Тэйт смотрела на меня так, как прежде: словно я был для нее всем.
Я слушал ее, и тонны воспоминаний кружились в голове.
Все эти мерзости, которые я вытворял, чтобы доказать, что я сильный. Доказать, что не нуждаюсь ни в ком, кому не нужен я. Я сглотнул, пытаясь унять гулкое биение сердца.
Любила ли она меня тогда?
Нет.
Тэйт лгала. Наверняка лгала.
– Хуже всего стало, когда ты начал меня обижать. Твои слова и поступки заставили меня возненавидеть школу. Из-за них даже мой собственный дом стал чужим.
Ее глаза вновь наполнились слезами, и мне хотелось крушить все вокруг.
Она страдала. Я был, черт возьми, несчастен. И ради чего?
– Мне по-прежнему больно, но я знаю, в этом нет моей вины, – продолжала Тэйт, и ее губы сжались в тонкую полоску. – Я могла бы описать тебя множеством слов, однако лишь одно включает в себя грусть, злость, ничтожность, жалость – это слово «трус». Через год меня тут не будет, а ты останешься неудачником, чей высший предел существования ограничится школой.
Ее взгляд снова сосредоточился на мне, а голос набрал силу.
– Ты был моей бурей, моим грозовым облаком, моим деревом под проливным дождем. Я любила все эти вещи, и я любила тебя. Но сейчас… ты чертова засуха. Я думала, все сволочи водят немецкие машины, но оказалось, что мерзавцы в «Мустангах» тоже могут оставлять шрамы.
Мои руки сжались в кулаки, я словно оказался в тесной комнате, из которой нет выхода.

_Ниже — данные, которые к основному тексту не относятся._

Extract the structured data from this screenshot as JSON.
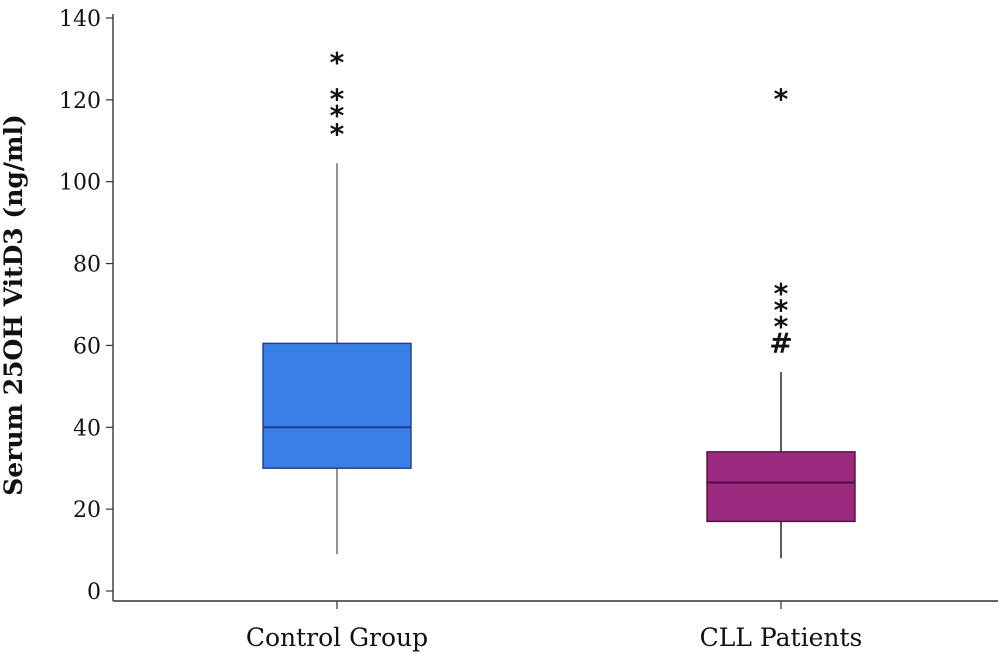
{
  "chart_data": {
    "type": "box",
    "title": "",
    "xlabel": "",
    "ylabel": "Serum 25OH VitD3 (ng/ml)",
    "ylim": [
      0,
      140
    ],
    "yticks": [
      0,
      20,
      40,
      60,
      80,
      100,
      120,
      140
    ],
    "grid": false,
    "categories": [
      "Control Group",
      "CLL Patients"
    ],
    "boxes": [
      {
        "category": "Control Group",
        "min": 9,
        "q1": 30,
        "median": 40,
        "q3": 60.5,
        "max": 104.5,
        "color": "#3a7ee8",
        "edge_color": "#1f3f8a",
        "outliers": [
          {
            "value": 113.5,
            "marker": "*"
          },
          {
            "value": 118,
            "marker": "*"
          },
          {
            "value": 122,
            "marker": "*"
          },
          {
            "value": 131,
            "marker": "*"
          }
        ]
      },
      {
        "category": "CLL Patients",
        "min": 8,
        "q1": 17,
        "median": 26.5,
        "q3": 34,
        "max": 53.5,
        "color": "#9b2a7e",
        "edge_color": "#4a1040",
        "outliers": [
          {
            "value": 60.5,
            "marker": "#"
          },
          {
            "value": 66.5,
            "marker": "*"
          },
          {
            "value": 70.5,
            "marker": "*"
          },
          {
            "value": 74.5,
            "marker": "*"
          },
          {
            "value": 122,
            "marker": "*"
          }
        ]
      }
    ]
  }
}
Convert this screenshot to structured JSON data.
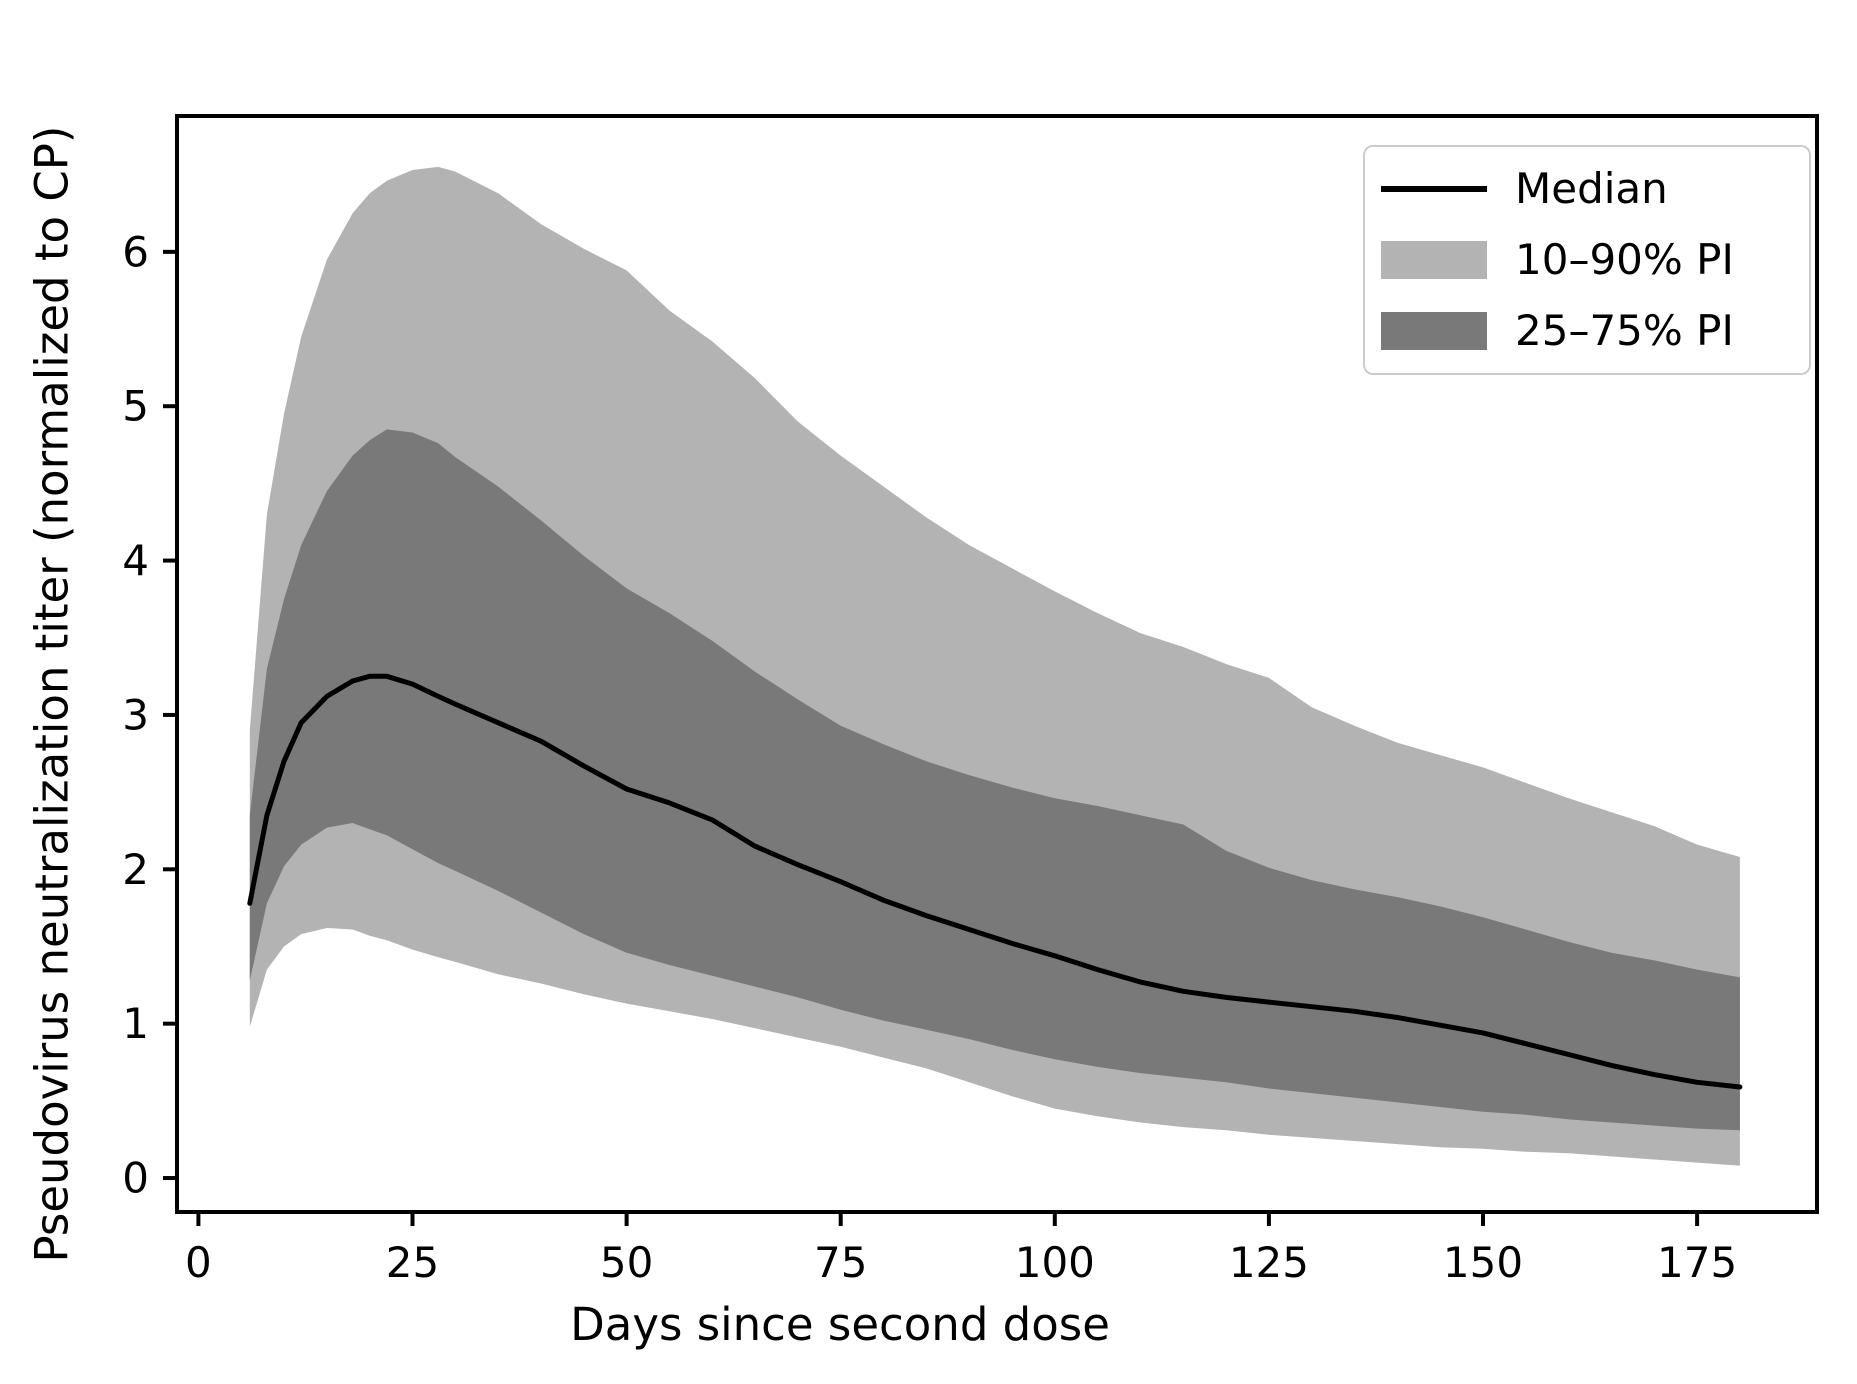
{
  "figure": {
    "xlabel": "Days since second dose",
    "ylabel": "Pseudovirus neutralization titer (normalized to CP)"
  },
  "legend": {
    "items": [
      {
        "label": "Median",
        "sample": "line",
        "color": "#000000"
      },
      {
        "label": "10–90% PI",
        "sample": "patch",
        "color": "#b3b3b3"
      },
      {
        "label": "25–75% PI",
        "sample": "patch",
        "color": "#797979"
      }
    ]
  },
  "chart_data": {
    "type": "area",
    "title": "",
    "xlabel": "Days since second dose",
    "ylabel": "Pseudovirus neutralization titer (normalized to CP)",
    "xlim": [
      -2.5,
      189
    ],
    "ylim": [
      -0.22,
      6.88
    ],
    "xticks": [
      0,
      25,
      50,
      75,
      100,
      125,
      150,
      175
    ],
    "yticks": [
      0,
      1,
      2,
      3,
      4,
      5,
      6
    ],
    "grid": false,
    "legend_position": "upper right",
    "colors": {
      "median": "#000000",
      "band_outer": "#b3b3b3",
      "band_inner": "#797979",
      "spine": "#000000"
    },
    "x": [
      6,
      8,
      10,
      12,
      15,
      18,
      20,
      22,
      25,
      28,
      30,
      35,
      40,
      45,
      50,
      55,
      60,
      65,
      70,
      75,
      80,
      85,
      90,
      95,
      100,
      105,
      110,
      115,
      120,
      125,
      130,
      135,
      140,
      145,
      150,
      155,
      160,
      165,
      170,
      175,
      180
    ],
    "series": [
      {
        "name": "Median",
        "type": "line",
        "color": "#000000",
        "values": [
          1.78,
          2.35,
          2.7,
          2.95,
          3.12,
          3.22,
          3.25,
          3.25,
          3.2,
          3.12,
          3.07,
          2.95,
          2.83,
          2.67,
          2.52,
          2.43,
          2.32,
          2.15,
          2.03,
          1.92,
          1.8,
          1.7,
          1.61,
          1.52,
          1.44,
          1.35,
          1.27,
          1.21,
          1.17,
          1.14,
          1.11,
          1.08,
          1.04,
          0.99,
          0.94,
          0.87,
          0.8,
          0.73,
          0.67,
          0.62,
          0.59
        ]
      },
      {
        "name": "10–90% PI",
        "type": "band",
        "color": "#b3b3b3",
        "lower": [
          0.98,
          1.35,
          1.5,
          1.58,
          1.62,
          1.61,
          1.57,
          1.54,
          1.48,
          1.43,
          1.4,
          1.32,
          1.26,
          1.19,
          1.13,
          1.08,
          1.03,
          0.97,
          0.91,
          0.85,
          0.78,
          0.71,
          0.62,
          0.53,
          0.45,
          0.4,
          0.36,
          0.33,
          0.31,
          0.28,
          0.26,
          0.24,
          0.22,
          0.2,
          0.19,
          0.17,
          0.16,
          0.14,
          0.12,
          0.1,
          0.08
        ],
        "upper": [
          2.9,
          4.3,
          4.95,
          5.45,
          5.95,
          6.25,
          6.38,
          6.46,
          6.53,
          6.55,
          6.52,
          6.38,
          6.18,
          6.02,
          5.88,
          5.62,
          5.42,
          5.18,
          4.9,
          4.68,
          4.48,
          4.28,
          4.1,
          3.95,
          3.8,
          3.66,
          3.53,
          3.44,
          3.33,
          3.24,
          3.05,
          2.93,
          2.82,
          2.74,
          2.66,
          2.56,
          2.46,
          2.37,
          2.28,
          2.16,
          2.08
        ]
      },
      {
        "name": "25–75% PI",
        "type": "band",
        "color": "#797979",
        "lower": [
          1.28,
          1.78,
          2.02,
          2.16,
          2.27,
          2.3,
          2.26,
          2.22,
          2.13,
          2.04,
          1.99,
          1.86,
          1.72,
          1.58,
          1.46,
          1.38,
          1.31,
          1.24,
          1.17,
          1.09,
          1.02,
          0.96,
          0.9,
          0.83,
          0.77,
          0.72,
          0.68,
          0.65,
          0.62,
          0.58,
          0.55,
          0.52,
          0.49,
          0.46,
          0.43,
          0.41,
          0.38,
          0.36,
          0.34,
          0.32,
          0.31
        ],
        "upper": [
          2.35,
          3.3,
          3.75,
          4.1,
          4.45,
          4.68,
          4.78,
          4.85,
          4.83,
          4.76,
          4.67,
          4.48,
          4.26,
          4.03,
          3.82,
          3.66,
          3.48,
          3.28,
          3.1,
          2.93,
          2.81,
          2.7,
          2.61,
          2.53,
          2.46,
          2.41,
          2.35,
          2.29,
          2.12,
          2.01,
          1.93,
          1.87,
          1.82,
          1.76,
          1.69,
          1.61,
          1.53,
          1.46,
          1.41,
          1.35,
          1.3
        ]
      }
    ]
  }
}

Я не сразу понял, что весь класс ей аплодирует – нет, не просто аплодирует – одноклассники устроили ей настоящую овацию. Все сочли ее «выступление» блестящим. А я не знал, что мне, черт возьми, с этим делать.
Тэйт вела себя так, словно я был ей не безразличен. Она помнила все хорошее, что между нами было. Но конец… конец был такой, словно она прощалась.
Она поклонилась, и ее волосы рассыпались по плечам, а потом улыбнулась печальной улыбкой. Как будто ей было хорошо, но она чувствовала себя виноватой из-за этого.
Послышался отдаленный звук звонка, и я поднялся с места, прошел мимо парты, за которую она снова села, и к двери, чувствуя себя так, словно шел по какому-то гребаному туннелю. Одноклассники суетились вокруг меня, поздравляли Тэйт с отлично выполненной работой и как ни в чем не бывало занимались своими делами, словно мой мир сейчас не рассыпался на части.
Все происходящее вокруг казалось мне белым шумом. Я как в тумане вышел в коридор, и единственным звуком, который четко отдавался у меня в ушах, было биение моего собственного сердца.